Energie-Ökosystem Dagmersellen: «In dieser Form einzigartig»

7. März 2023|Lesezeit: 5 min

Zusammen mit Galliker Transport, PanGas und Emmi realisiert CKW ein innovatives Energie-Ökosystem. Projektleiter Rafael Mesey verrät, wie es funktioniert, wo die Herausforderungen liegen und was ihn persönlich daran fasziniert.

Text: Simon Eberhard|Bilder: CKW

CKW plant in Dagmersellen ein Energie-Ökosystem. Wie ist die Idee dafür zustande gekommen?

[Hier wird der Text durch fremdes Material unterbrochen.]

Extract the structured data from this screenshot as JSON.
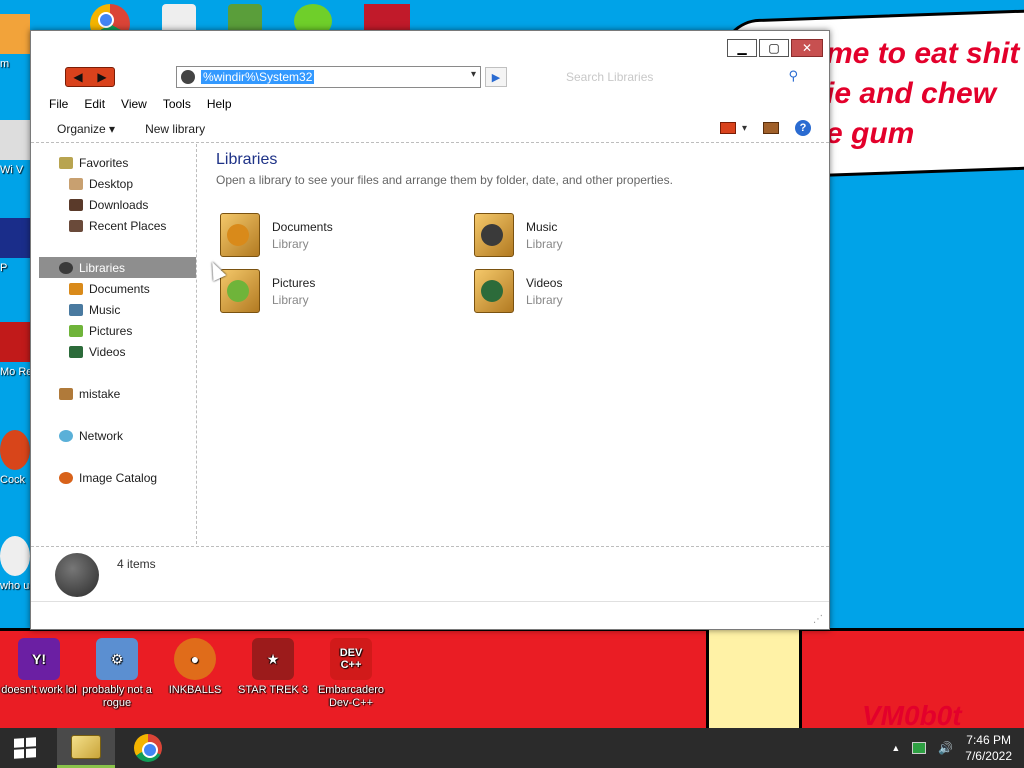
{
  "desktop": {
    "speech_text": "me to eat shit\nie and chew\ne gum",
    "watermark": "VM0b0t",
    "bottom_icons": [
      {
        "label": "doesn't work lol",
        "color": "#6b1fa3",
        "glyph": "Y!"
      },
      {
        "label": "probably not a rogue",
        "color": "#5b8fd1",
        "glyph": "⚙"
      },
      {
        "label": "INKBALLS",
        "color": "#e06c1a",
        "glyph": "●"
      },
      {
        "label": "STAR TREK 3",
        "color": "#9c1b1b",
        "glyph": "★"
      },
      {
        "label": "Embarcadero Dev-C++",
        "color": "#d11a1a",
        "glyph": "DEV C++"
      }
    ],
    "left_edge": [
      {
        "label": "m",
        "color": "#f2a33a"
      },
      {
        "label": "Wi V",
        "color": "#dddddd"
      },
      {
        "label": "P",
        "color": "#1a2d8a"
      },
      {
        "label": "Mo Re",
        "color": "#c11a1a"
      },
      {
        "label": "Cock",
        "color": "#d8451a"
      },
      {
        "label": "who us",
        "color": "#eeeeee"
      }
    ]
  },
  "window": {
    "controls": {
      "minimize": "▁",
      "maximize": "▢",
      "close": "✕"
    },
    "address": "%windir%\\System32",
    "search_placeholder": "Search Libraries",
    "menu": [
      "File",
      "Edit",
      "View",
      "Tools",
      "Help"
    ],
    "toolbar": {
      "organize": "Organize ▾",
      "new_library": "New library"
    },
    "nav": {
      "favorites": {
        "label": "Favorites",
        "items": [
          "Desktop",
          "Downloads",
          "Recent Places"
        ]
      },
      "libraries": {
        "label": "Libraries",
        "items": [
          "Documents",
          "Music",
          "Pictures",
          "Videos"
        ]
      },
      "others": [
        "mistake",
        "Network",
        "Image Catalog"
      ]
    },
    "content": {
      "title": "Libraries",
      "subtitle": "Open a library to see your files and arrange them by folder, date, and other properties.",
      "libraries": [
        {
          "name": "Documents",
          "type": "Library",
          "badge": "#d98a1a"
        },
        {
          "name": "Music",
          "type": "Library",
          "badge": "#3a3a3a"
        },
        {
          "name": "Pictures",
          "type": "Library",
          "badge": "#6fb43a"
        },
        {
          "name": "Videos",
          "type": "Library",
          "badge": "#2c6b3a"
        }
      ]
    },
    "details": {
      "count": "4 items"
    }
  },
  "taskbar": {
    "time": "7:46 PM",
    "date": "7/6/2022",
    "tray_up": "▲",
    "volume": "🔊"
  }
}
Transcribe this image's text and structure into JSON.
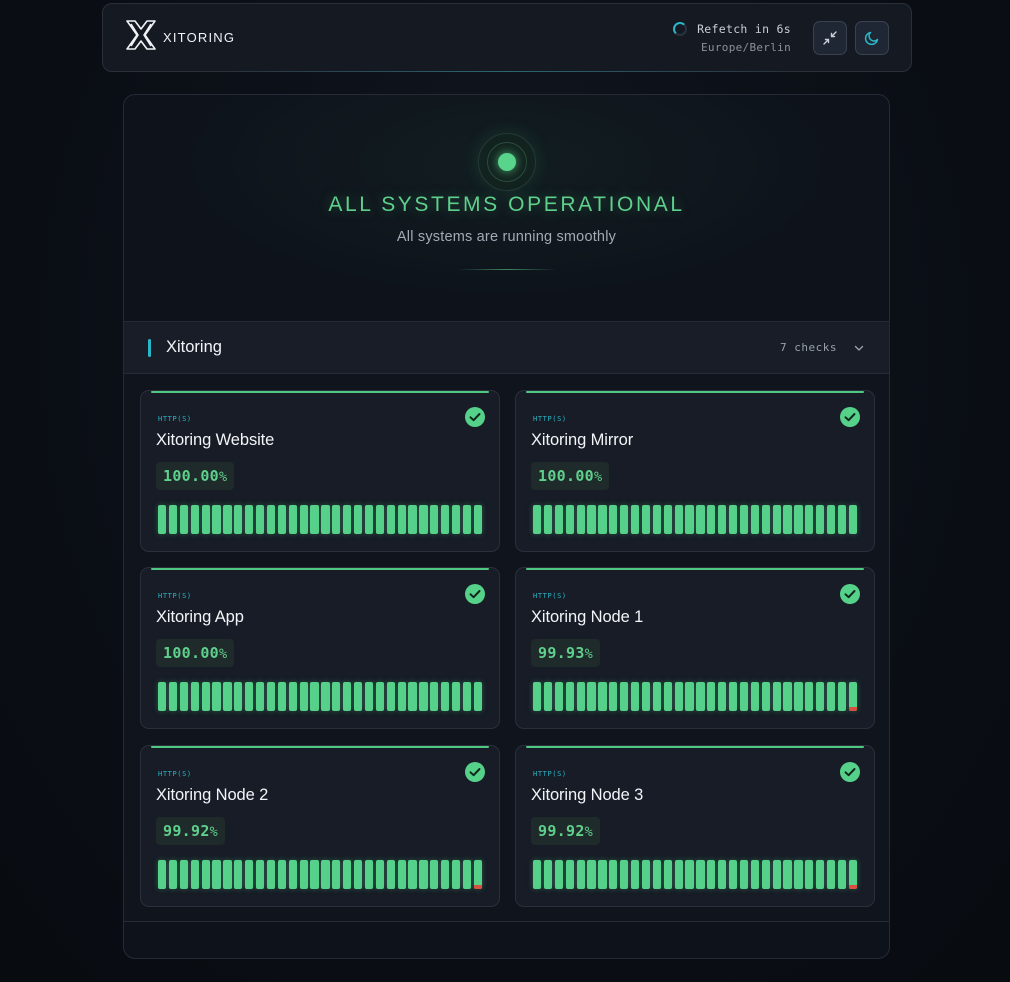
{
  "header": {
    "brand": "XITORING",
    "refetch_label": "Refetch in 6s",
    "timezone": "Europe/Berlin",
    "icons": {
      "logo": "xitoring-logo-icon",
      "collapse": "collapse-arrows-icon",
      "theme": "moon-icon",
      "spinner": "loading-spinner-icon"
    }
  },
  "hero": {
    "title": "ALL SYSTEMS OPERATIONAL",
    "subtitle": "All systems are running smoothly",
    "status_color": "#58d48b"
  },
  "group": {
    "name": "Xitoring",
    "count_label": "7 checks",
    "accent": "#2ab5c8"
  },
  "colors": {
    "up": "#56d18a",
    "down": "#d9503f",
    "type_label": "#2ab5c8"
  },
  "checks": [
    {
      "type": "HTTP(S)",
      "name": "Xitoring Website",
      "uptime": "100.00",
      "pct": "%",
      "bars": [
        1,
        1,
        1,
        1,
        1,
        1,
        1,
        1,
        1,
        1,
        1,
        1,
        1,
        1,
        1,
        1,
        1,
        1,
        1,
        1,
        1,
        1,
        1,
        1,
        1,
        1,
        1,
        1,
        1,
        1
      ]
    },
    {
      "type": "HTTP(S)",
      "name": "Xitoring Mirror",
      "uptime": "100.00",
      "pct": "%",
      "bars": [
        1,
        1,
        1,
        1,
        1,
        1,
        1,
        1,
        1,
        1,
        1,
        1,
        1,
        1,
        1,
        1,
        1,
        1,
        1,
        1,
        1,
        1,
        1,
        1,
        1,
        1,
        1,
        1,
        1,
        1
      ]
    },
    {
      "type": "HTTP(S)",
      "name": "Xitoring App",
      "uptime": "100.00",
      "pct": "%",
      "bars": [
        1,
        1,
        1,
        1,
        1,
        1,
        1,
        1,
        1,
        1,
        1,
        1,
        1,
        1,
        1,
        1,
        1,
        1,
        1,
        1,
        1,
        1,
        1,
        1,
        1,
        1,
        1,
        1,
        1,
        1
      ]
    },
    {
      "type": "HTTP(S)",
      "name": "Xitoring Node 1",
      "uptime": "99.93",
      "pct": "%",
      "bars": [
        1,
        1,
        1,
        1,
        1,
        1,
        1,
        1,
        1,
        1,
        1,
        1,
        1,
        1,
        1,
        1,
        1,
        1,
        1,
        1,
        1,
        1,
        1,
        1,
        1,
        1,
        1,
        1,
        1,
        0
      ]
    },
    {
      "type": "HTTP(S)",
      "name": "Xitoring Node 2",
      "uptime": "99.92",
      "pct": "%",
      "bars": [
        1,
        1,
        1,
        1,
        1,
        1,
        1,
        1,
        1,
        1,
        1,
        1,
        1,
        1,
        1,
        1,
        1,
        1,
        1,
        1,
        1,
        1,
        1,
        1,
        1,
        1,
        1,
        1,
        1,
        0
      ]
    },
    {
      "type": "HTTP(S)",
      "name": "Xitoring Node 3",
      "uptime": "99.92",
      "pct": "%",
      "bars": [
        1,
        1,
        1,
        1,
        1,
        1,
        1,
        1,
        1,
        1,
        1,
        1,
        1,
        1,
        1,
        1,
        1,
        1,
        1,
        1,
        1,
        1,
        1,
        1,
        1,
        1,
        1,
        1,
        1,
        0
      ]
    }
  ]
}
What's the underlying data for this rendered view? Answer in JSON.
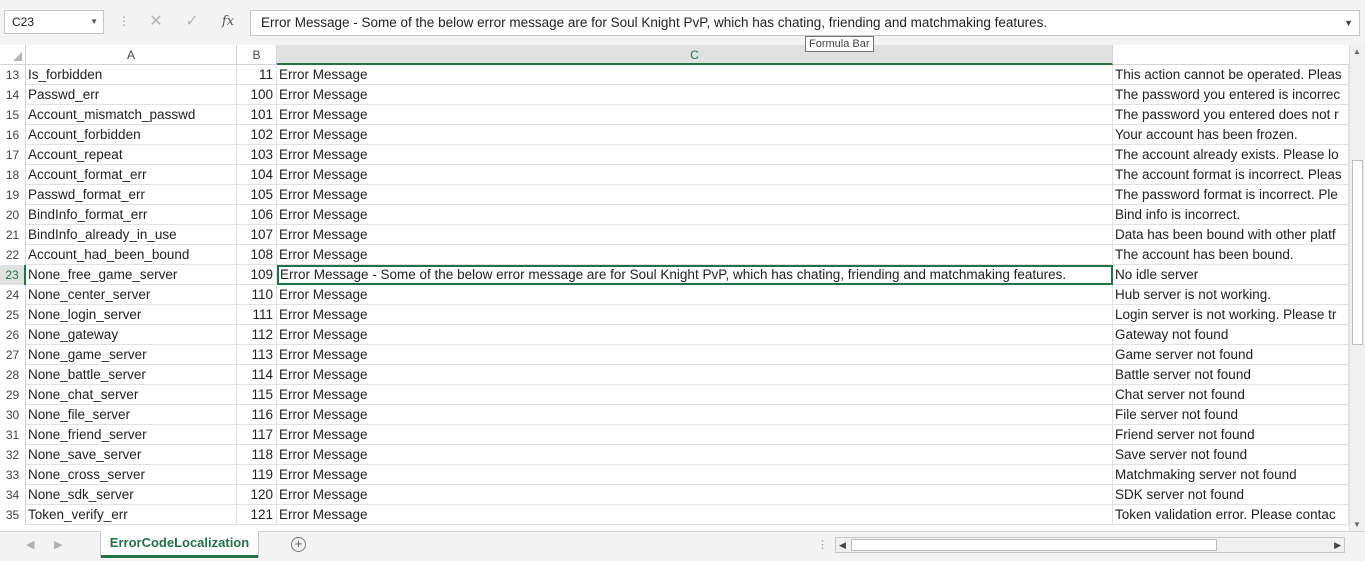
{
  "formula_bar": {
    "name_box": "C23",
    "content": "Error Message - Some of the below error message are for Soul Knight PvP, which has chating, friending and matchmaking features.",
    "tooltip": "Formula Bar",
    "cancel_icon": "✕",
    "enter_icon": "✓",
    "fx_label": "fx"
  },
  "columns": [
    "A",
    "B",
    "C"
  ],
  "rows": [
    {
      "n": "13",
      "a": "Is_forbidden",
      "b": "11",
      "c": "Error Message",
      "d": "This action cannot be operated. Pleas"
    },
    {
      "n": "14",
      "a": "Passwd_err",
      "b": "100",
      "c": "Error Message",
      "d": "The password you entered is incorrec"
    },
    {
      "n": "15",
      "a": "Account_mismatch_passwd",
      "b": "101",
      "c": "Error Message",
      "d": "The password you entered does not r"
    },
    {
      "n": "16",
      "a": "Account_forbidden",
      "b": "102",
      "c": "Error Message",
      "d": "Your account has been frozen."
    },
    {
      "n": "17",
      "a": "Account_repeat",
      "b": "103",
      "c": "Error Message",
      "d": "The account already exists. Please lo"
    },
    {
      "n": "18",
      "a": "Account_format_err",
      "b": "104",
      "c": "Error Message",
      "d": "The account format is incorrect. Pleas"
    },
    {
      "n": "19",
      "a": "Passwd_format_err",
      "b": "105",
      "c": "Error Message",
      "d": "The password format is incorrect. Ple"
    },
    {
      "n": "20",
      "a": "BindInfo_format_err",
      "b": "106",
      "c": "Error Message",
      "d": "Bind info is incorrect."
    },
    {
      "n": "21",
      "a": "BindInfo_already_in_use",
      "b": "107",
      "c": "Error Message",
      "d": "Data has been bound with other platf"
    },
    {
      "n": "22",
      "a": "Account_had_been_bound",
      "b": "108",
      "c": "Error Message",
      "d": "The account has been bound."
    },
    {
      "n": "23",
      "a": "None_free_game_server",
      "b": "109",
      "c": "Error Message - Some of the below error message are for Soul Knight PvP, which has chating, friending and matchmaking features.",
      "d": "No idle server"
    },
    {
      "n": "24",
      "a": "None_center_server",
      "b": "110",
      "c": "Error Message",
      "d": "Hub server is not working."
    },
    {
      "n": "25",
      "a": "None_login_server",
      "b": "111",
      "c": "Error Message",
      "d": "Login server is not working. Please tr"
    },
    {
      "n": "26",
      "a": "None_gateway",
      "b": "112",
      "c": "Error Message",
      "d": "Gateway not found"
    },
    {
      "n": "27",
      "a": "None_game_server",
      "b": "113",
      "c": "Error Message",
      "d": "Game server not found"
    },
    {
      "n": "28",
      "a": "None_battle_server",
      "b": "114",
      "c": "Error Message",
      "d": "Battle server not found"
    },
    {
      "n": "29",
      "a": "None_chat_server",
      "b": "115",
      "c": "Error Message",
      "d": "Chat server not found"
    },
    {
      "n": "30",
      "a": "None_file_server",
      "b": "116",
      "c": "Error Message",
      "d": "File server not found"
    },
    {
      "n": "31",
      "a": "None_friend_server",
      "b": "117",
      "c": "Error Message",
      "d": "Friend server not found"
    },
    {
      "n": "32",
      "a": "None_save_server",
      "b": "118",
      "c": "Error Message",
      "d": "Save server not found"
    },
    {
      "n": "33",
      "a": "None_cross_server",
      "b": "119",
      "c": "Error Message",
      "d": "Matchmaking server not found"
    },
    {
      "n": "34",
      "a": "None_sdk_server",
      "b": "120",
      "c": "Error Message",
      "d": "SDK server not found"
    },
    {
      "n": "35",
      "a": "Token_verify_err",
      "b": "121",
      "c": "Error Message",
      "d": "Token validation error. Please contac"
    }
  ],
  "selected_row": "23",
  "sheet_tab": "ErrorCodeLocalization",
  "add_sheet": "+",
  "accent_color": "#217346"
}
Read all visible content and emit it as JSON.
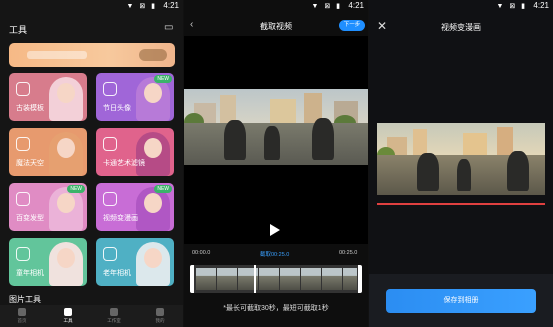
{
  "status": {
    "time": "4:21",
    "icons": "▼ ⊠ ▮"
  },
  "tools_screen": {
    "title": "工具",
    "cards": [
      {
        "label": "古装模板",
        "new": false,
        "color": "#d77c8c"
      },
      {
        "label": "节日头像",
        "new": true,
        "color": "#a066d8"
      },
      {
        "label": "魔法天空",
        "new": false,
        "color": "#e79a6e"
      },
      {
        "label": "卡通艺术滤镜",
        "new": false,
        "color": "#e0638c"
      },
      {
        "label": "百变发型",
        "new": true,
        "color": "#e08cc4"
      },
      {
        "label": "视频变漫画",
        "new": true,
        "color": "#c86dd6"
      },
      {
        "label": "童年相机",
        "new": false,
        "color": "#62c59b"
      },
      {
        "label": "老年相机",
        "new": false,
        "color": "#4fb0c4"
      }
    ],
    "new_tag": "NEW",
    "section_title": "图片工具",
    "tabs": [
      {
        "label": "首页",
        "active": false
      },
      {
        "label": "工具",
        "active": true
      },
      {
        "label": "工作室",
        "active": false
      },
      {
        "label": "我的",
        "active": false
      }
    ]
  },
  "trim_screen": {
    "title": "截取视频",
    "next_label": "下一步",
    "time_start": "00:00.0",
    "time_mid": "截取00:25.0",
    "time_end": "00:25.0",
    "hint": "*最长可截取30秒，最短可截取1秒"
  },
  "result_screen": {
    "title": "视频变漫画",
    "save_label": "保存到相册"
  },
  "colors": {
    "accent": "#1f8fff",
    "progress_red": "#e04040"
  }
}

Das Projekt geht auf eine Idee der Galliker Transport zurück, die zusammen mit PanGas Wasserstoff für die eigene Flotte produzieren wollte. In diesem Rahmen ist Galliker auf uns als Energielieferantin zugekommen, um abzuklären, ob und in welcher Form wir den Strom zur Verfügung stellen können. Weil es hierfür grosse Mengen an Energie benötigt, haben wir schliesslich vorgeschlagen, vor Ort ein Kraftwerk zu bauen. So steht genügend Strom zur Verfügung, und das Netz wird nicht zusätzlich belastet.  

 

Wie ist der vierte Projektpartner, Emmi, zum Projekt gestossen?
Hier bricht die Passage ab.